Do they think meat-eaters are stupid?
CBSnews.com reports: “Some big changes are coming to raw meat and poultry products sold at grocery stores, the U.S. Department of Agriculture announced (on March 1). Under a new rule that goes into effect March 1, packages of raw meat - whole, ground or chopped - will carry nutrition fact labels.”
CBS quotes Dr. Elisabeth A. Hagen, Under Secretary for Food Safety at the USDA, who says, “Under the new rule, a package of meat that says it's 85 percent lean will now say right next to it that it contains 15 percent fat.”
Wow, that’s some incredibly obvious information there (these are worse than Walmart’s Great For You labels). Do the bureaucrats think people are going to read the labels and be like, “Whoa! Meat has fat in it? Forget it, I’m going vegetarian!”

(Emphasis mine)

March 1, 2012

Michelle Unleashed in the Mess Hall


Toying with our soldiers?
The First Lady has been visiting military bases to promote new nutritional standards and a food labeling system for the Armed Forces. On her visit to the Little Rock Air Force Base last month, she even told one airman, “Don’t worry, you’ll be a vegetable guy soon.” She’s quite good at mingling with the commoners, isn’t she?

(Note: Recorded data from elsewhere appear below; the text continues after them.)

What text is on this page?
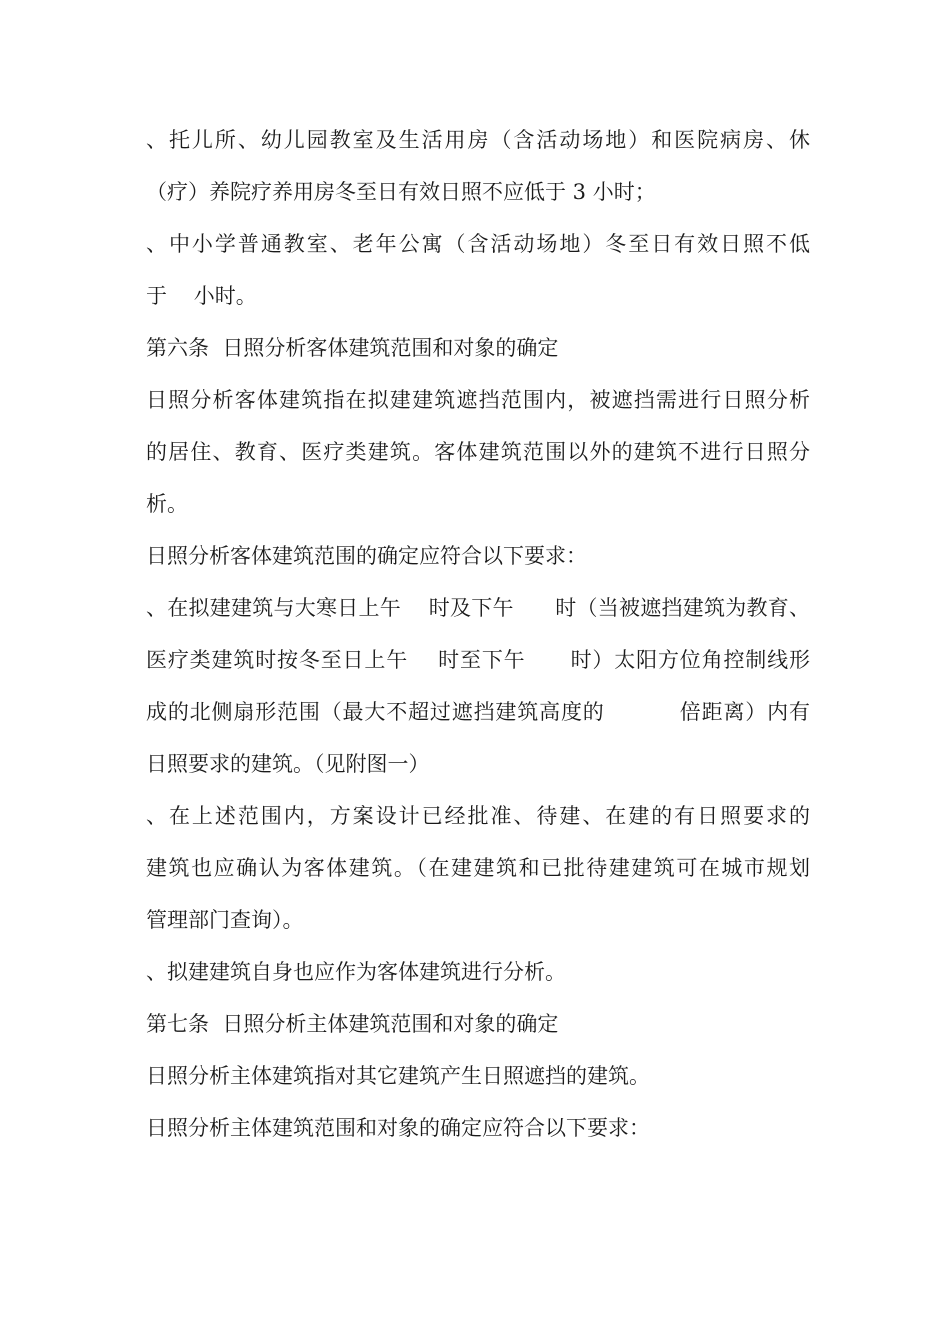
、托儿所、幼儿园教室及生活用房（含活动场地）和医院病房、休
（疗）养院疗养用房冬至日有效日照不应低于 3 小时；
、中小学普通教室、老年公寓（含活动场地）冬至日有效日照不低
于    小时。
第六条  日照分析客体建筑范围和对象的确定
日照分析客体建筑指在拟建建筑遮挡范围内，被遮挡需进行日照分析
的居住、教育、医疗类建筑。客体建筑范围以外的建筑不进行日照分
析。
日照分析客体建筑范围的确定应符合以下要求：
、在拟建建筑与大寒日上午    时及下午      时（当被遮挡建筑为教育、
医疗类建筑时按冬至日上午    时至下午      时）太阳方位角控制线形
成的北侧扇形范围（最大不超过遮挡建筑高度的          倍距离）内有
日照要求的建筑。（见附图一）
、在上述范围内，方案设计已经批准、待建、在建的有日照要求的
建筑也应确认为客体建筑。（在建建筑和已批待建建筑可在城市规划
管理部门查询）。
、拟建建筑自身也应作为客体建筑进行分析。
第七条  日照分析主体建筑范围和对象的确定
日照分析主体建筑指对其它建筑产生日照遮挡的建筑。
日照分析主体建筑范围和对象的确定应符合以下要求：
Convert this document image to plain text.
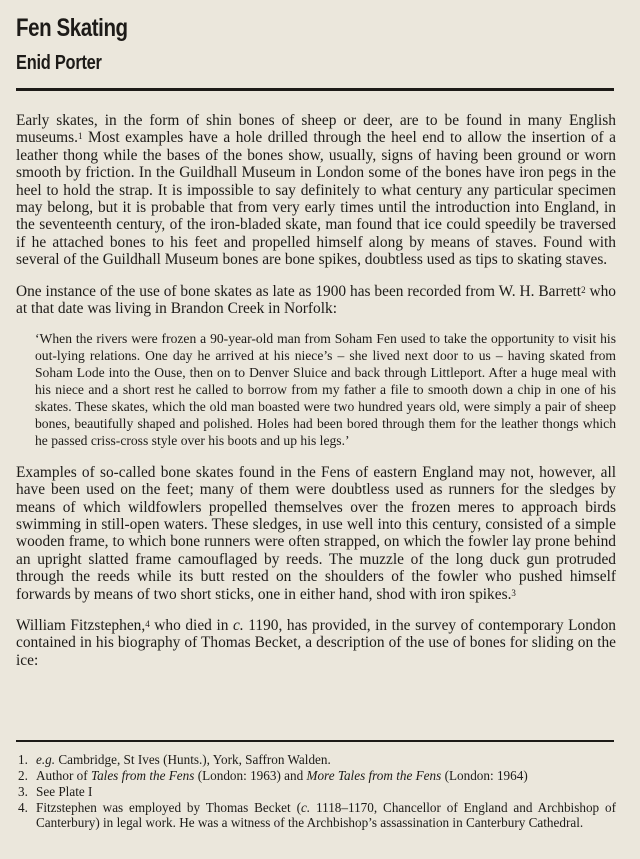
Fen Skating
Enid Porter

Early skates, in the form of shin bones of sheep or deer, are to be found in many English museums.$^1$ Most examples have a hole drilled through the heel end to allow the insertion of a leather thong while the bases of the bones show, usually, signs of having been ground or worn smooth by friction. In the Guildhall Museum in London some of the bones have iron pegs in the heel to hold the strap. It is impossible to say definitely to what century any particular specimen may belong, but it is probable that from very early times until the introduction into England, in the seventeenth century, of the iron-bladed skate, man found that ice could speedily be traversed if he attached bones to his feet and propelled himself along by means of staves. Found with several of the Guildhall Museum bones are bone spikes, doubtless used as tips to skating staves.

One instance of the use of bone skates as late as 1900 has been recorded from W. H. Barrett$^2$ who at that date was living in Brandon Creek in Norfolk:

‘When the rivers were frozen a 90-year-old man from Soham Fen used to take the opportunity to visit his out-lying relations. One day he arrived at his niece’s – she lived next door to us – having skated from Soham Lode into the Ouse, then on to Denver Sluice and back through Littleport. After a huge meal with his niece and a short rest he called to borrow from my father a file to smooth down a chip in one of his skates. These skates, which the old man boasted were two hundred years old, were simply a pair of sheep bones, beautifully shaped and polished. Holes had been bored through them for the leather thongs which he passed criss-cross style over his boots and up his legs.’

Examples of so-called bone skates found in the Fens of eastern England may not, however, all have been used on the feet; many of them were doubtless used as runners for the sledges by means of which wildfowlers propelled themselves over the frozen meres to approach birds swimming in still-open waters. These sledges, in use well into this century, consisted of a simple wooden frame, to which bone runners were often strapped, on which the fowler lay prone behind an upright slatted frame camouflaged by reeds. The muzzle of the long duck gun protruded through the reeds while its butt rested on the shoulders of the fowler who pushed himself forwards by means of two short sticks, one in either hand, shod with iron spikes.$^3$

William Fitzstephen,$^4$ who died in c. 1190, has provided, in the survey of contemporary London contained in his biography of Thomas Becket, a description of the use of bones for sliding on the ice:

1. e.g. Cambridge, St Ives (Hunts.), York, Saffron Walden.
2. Author of Tales from the Fens (London: 1963) and More Tales from the Fens (London: 1964)
3. See Plate I
4. Fitzstephen was employed by Thomas Becket (c. 1118–1170, Chancellor of England and Archbishop of Canterbury) in legal work. He was a witness of the Archbishop’s assassination in Canterbury Cathedral.
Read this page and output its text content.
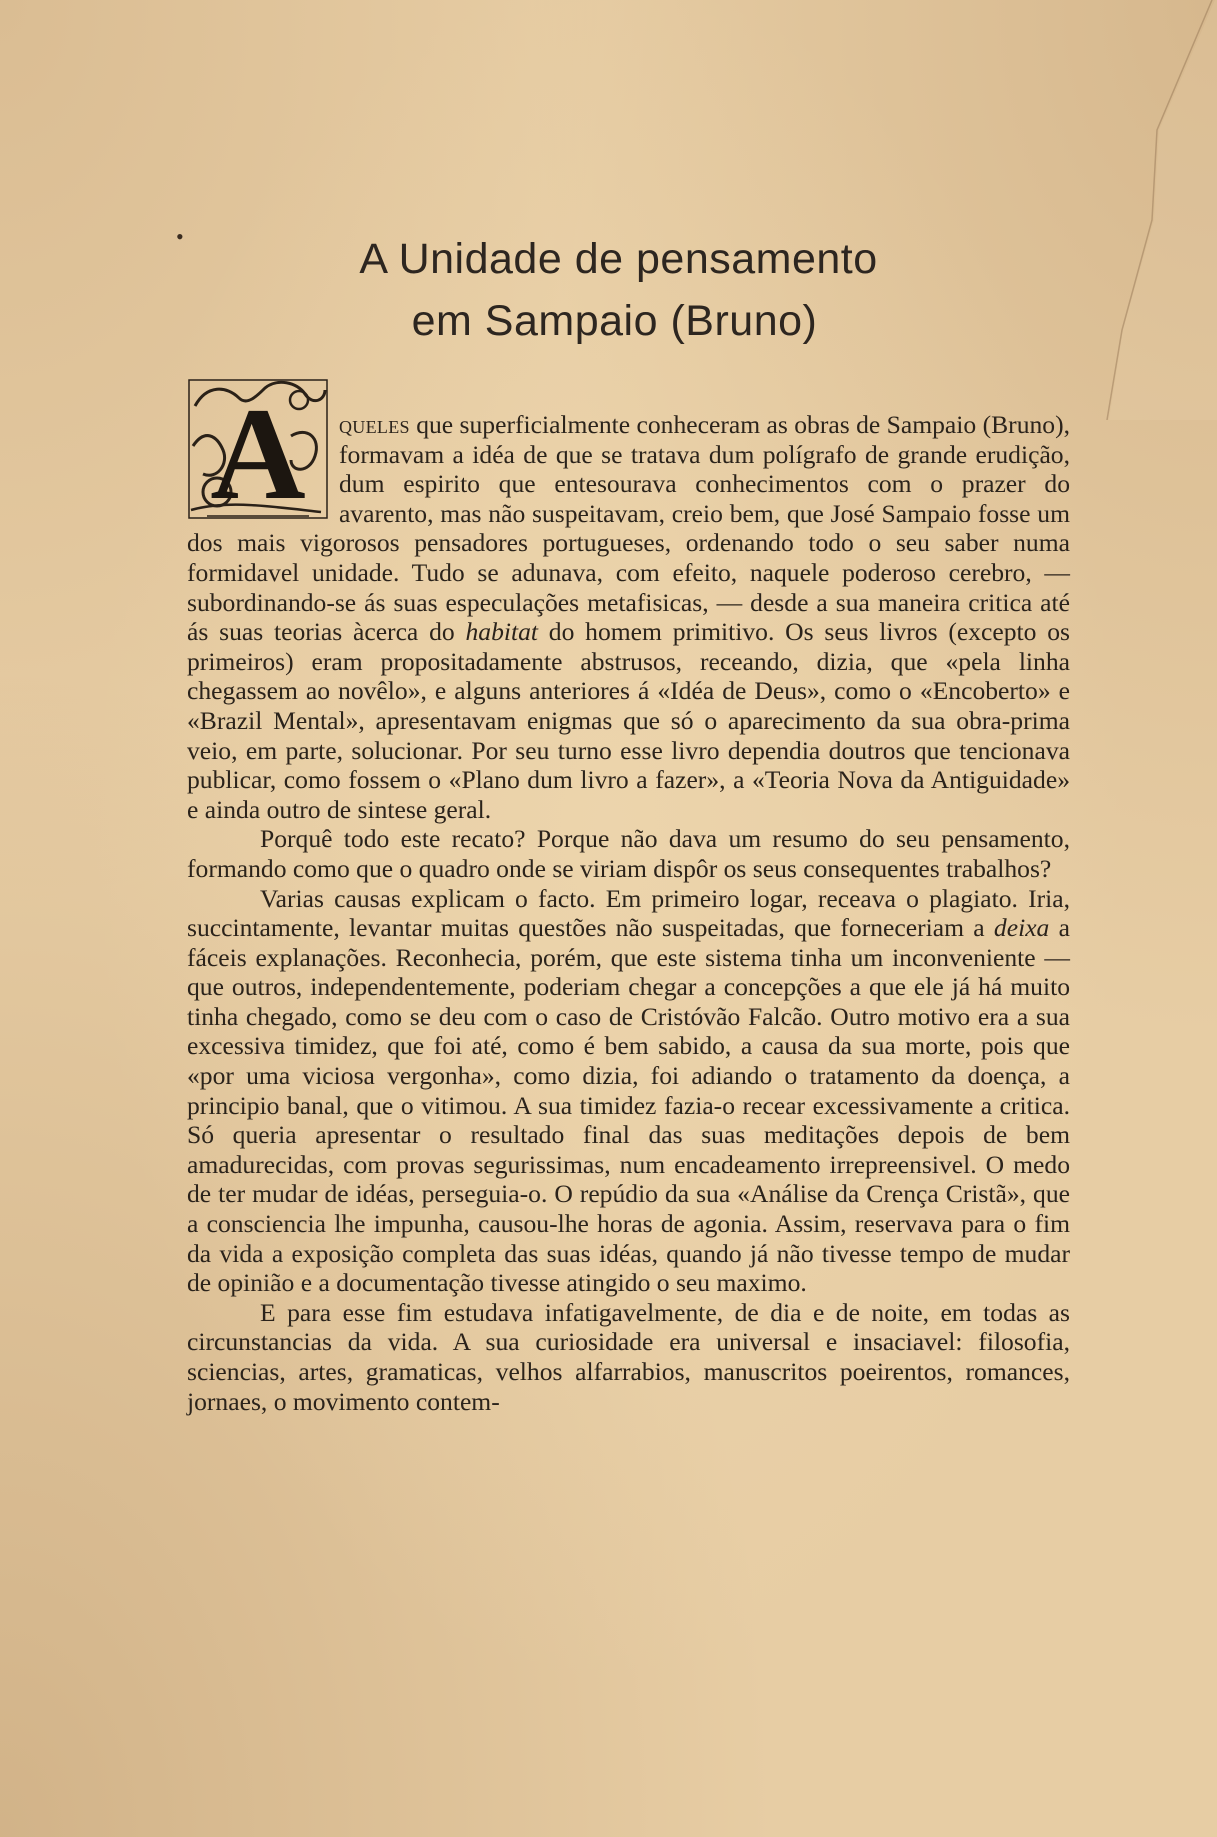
•	A Unidade de pensamento
em Sampaio (Bruno)

A queles que superficialmente conheceram as obras de Sampaio (Bruno), formavam a idéa de que se tratava dum polígrafo de grande erudição, dum espirito que entesourava conhecimentos com o prazer do avarento, mas não suspeitavam, creio bem, que José Sampaio fosse um dos mais vigorosos pensadores portugueses, ordenando todo o seu saber numa formidavel unidade. Tudo se adunava, com efeito, naquele poderoso cerebro, — subordinando-se ás suas especulações metafisicas, — desde a sua maneira critica até ás suas teorias àcerca do habitat do homem primitivo. Os seus livros (excepto os primeiros) eram propositadamente abstrusos, receando, dizia, que «pela linha chegassem ao novêlo», e alguns anteriores á «Idéa de Deus», como o «Encoberto» e «Brazil Mental», apresentavam enigmas que só o aparecimento da sua obra-prima veio, em parte, solucionar. Por seu turno esse livro dependia doutros que tencionava publicar, como fossem o «Plano dum livro a fazer», a «Teoria Nova da Antiguidade» e ainda outro de sintese geral.

Porquê todo este recato? Porque não dava um resumo do seu pensamento, formando como que o quadro onde se viriam dispôr os seus consequentes trabalhos?

Varias causas explicam o facto. Em primeiro logar, receava o plagiato. Iria, succintamente, levantar muitas questões não suspeitadas, que forneceriam a deixa a fáceis explanações. Reconhecia, porém, que este sistema tinha um inconveniente — que outros, independentemente, poderiam chegar a concepções a que ele já há muito tinha chegado, como se deu com o caso de Cristóvão Falcão. Outro motivo era a sua excessiva timidez, que foi até, como é bem sabido, a causa da sua morte, pois que «por uma viciosa vergonha», como dizia, foi adiando o tratamento da doença, a principio banal, que o vitimou. A sua timidez fazia-o recear excessivamente a critica. Só queria apresentar o resultado final das suas meditações depois de bem amadurecidas, com provas segurissimas, num encadeamento irrepreensivel. O medo de ter mudar de idéas, perseguia-o. O repúdio da sua «Análise da Crença Cristã», que a consciencia lhe impunha, causou-lhe horas de agonia. Assim, reservava para o fim da vida a exposição completa das suas idéas, quando já não tivesse tempo de mudar de opinião e a documentação tivesse atingido o seu maximo.

E para esse fim estudava infatigavelmente, de dia e de noite, em todas as circunstancias da vida. A sua curiosidade era universal e insaciavel: filosofia, sciencias, artes, gramaticas, velhos alfarrabios, manuscritos poeirentos, romances, jornaes, o movimento contem-
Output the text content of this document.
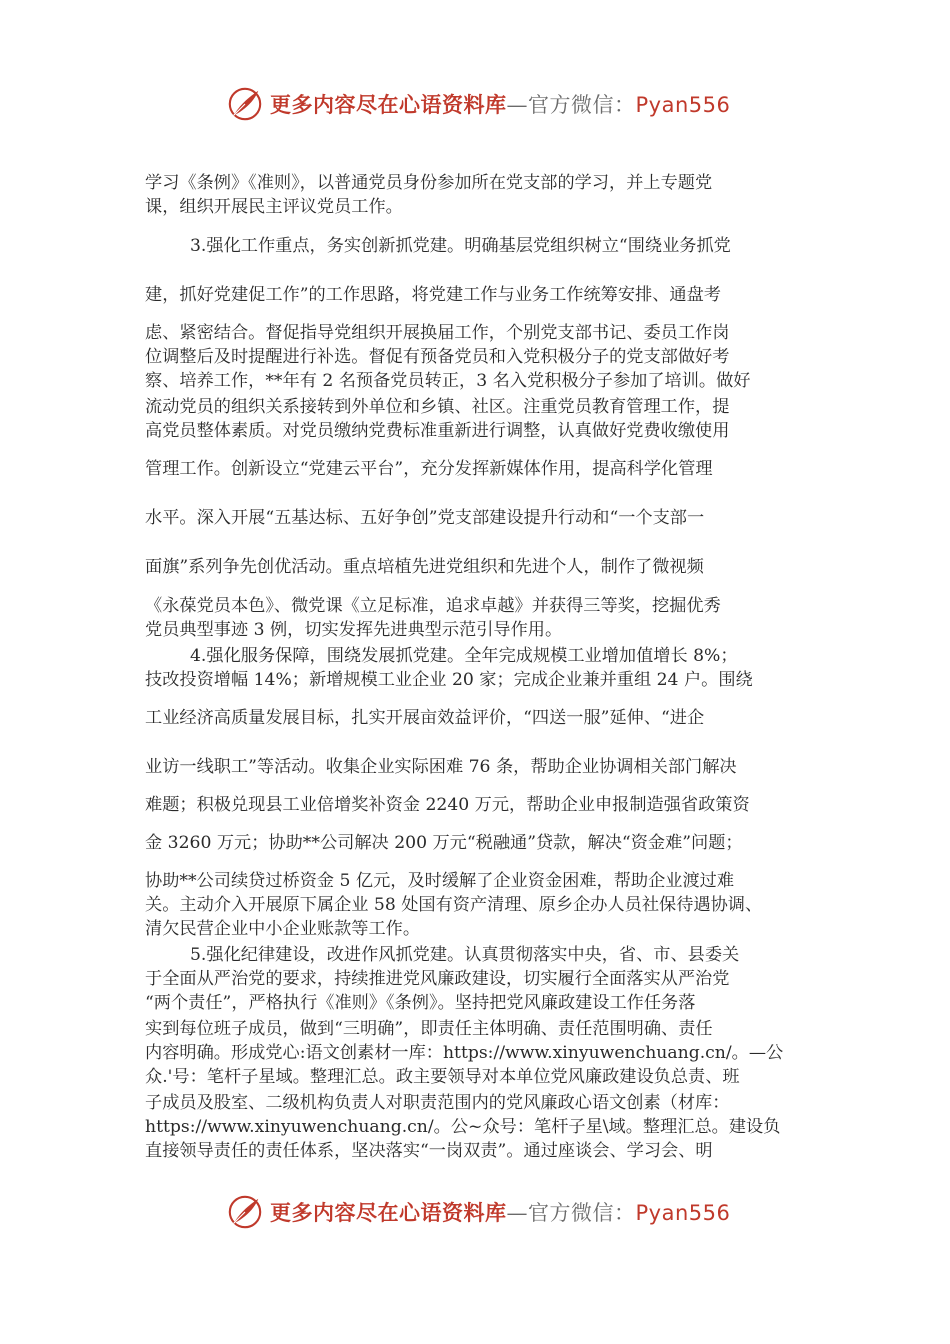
更多内容尽在心语资料库—官方微信：Pyan556
学习《条例》《准则》，以普通党员身份参加所在党支部的学习，并上专题党
课，组织开展民主评议党员工作。
3.强化工作重点，务实创新抓党建。明确基层党组织树立“围绕业务抓党
建，抓好党建促工作”的工作思路，将党建工作与业务工作统筹安排、通盘考
虑、紧密结合。督促指导党组织开展换届工作，个别党支部书记、委员工作岗
位调整后及时提醒进行补选。督促有预备党员和入党积极分子的党支部做好考
察、培养工作，**年有 2 名预备党员转正，3 名入党积极分子参加了培训。做好
流动党员的组织关系接转到外单位和乡镇、社区。注重党员教育管理工作，提
高党员整体素质。对党员缴纳党费标准重新进行调整，认真做好党费收缴使用
管理工作。创新设立“党建云平台”，充分发挥新媒体作用，提高科学化管理
水平。深入开展“五基达标、五好争创”党支部建设提升行动和“一个支部一
面旗”系列争先创优活动。重点培植先进党组织和先进个人，制作了微视频
《永葆党员本色》、微党课《立足标准，追求卓越》并获得三等奖，挖掘优秀
党员典型事迹 3 例，切实发挥先进典型示范引导作用。
4.强化服务保障，围绕发展抓党建。全年完成规模工业增加值增长 8%；
技改投资增幅 14%；新增规模工业企业 20 家；完成企业兼并重组 24 户。围绕
工业经济高质量发展目标，扎实开展亩效益评价，“四送一服”延伸、“进企
业访一线职工”等活动。收集企业实际困难 76 条，帮助企业协调相关部门解决
难题；积极兑现县工业倍增奖补资金 2240 万元，帮助企业申报制造强省政策资
金 3260 万元；协助**公司解决 200 万元“税融通”贷款，解决“资金难”问题；
协助**公司续贷过桥资金 5 亿元，及时缓解了企业资金困难，帮助企业渡过难
关。主动介入开展原下属企业 58 处国有资产清理、原乡企办人员社保待遇协调、
清欠民营企业中小企业账款等工作。
5.强化纪律建设，改进作风抓党建。认真贯彻落实中央，省、市、县委关
于全面从严治党的要求，持续推进党风廉政建设，切实履行全面落实从严治党
“两个责任”，严格执行《准则》《条例》。坚持把党风廉政建设工作任务落
实到每位班子成员，做到“三明确”，即责任主体明确、责任范围明确、责任
内容明确。形成党心:语文创素材一库：https://www.xinyuwenchuang.cn/。—公
众.'号：笔杆子星域。整理汇总。政主要领导对本单位党风廉政建设负总责、班
子成员及股室、二级机构负责人对职责范围内的党风廉政心语文创素（材库：
https://www.xinyuwenchuang.cn/。公~众号：笔杆子星\域。整理汇总。建设负
直接领导责任的责任体系，坚决落实“一岗双责”。通过座谈会、学习会、明
更多内容尽在心语资料库—官方微信：Pyan556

Under the new program, healthy foods will be labeled green, moderate foods amber, and high-calorie foods red. Soda machines are being replaced with “hydration stations.”

It might at first seem condescending to subject our brave men and women in uniform to this kind of eat-your-veggies, color-coded rigmarole.  As Rep. Allen West said, “Let soldiers eat what they want to eat, okay?” Then again, soldiers should probably watch their intake very carefully considering how Obama’s defense budget proposes cuts in healthcare benefits for both active-duty and retired military.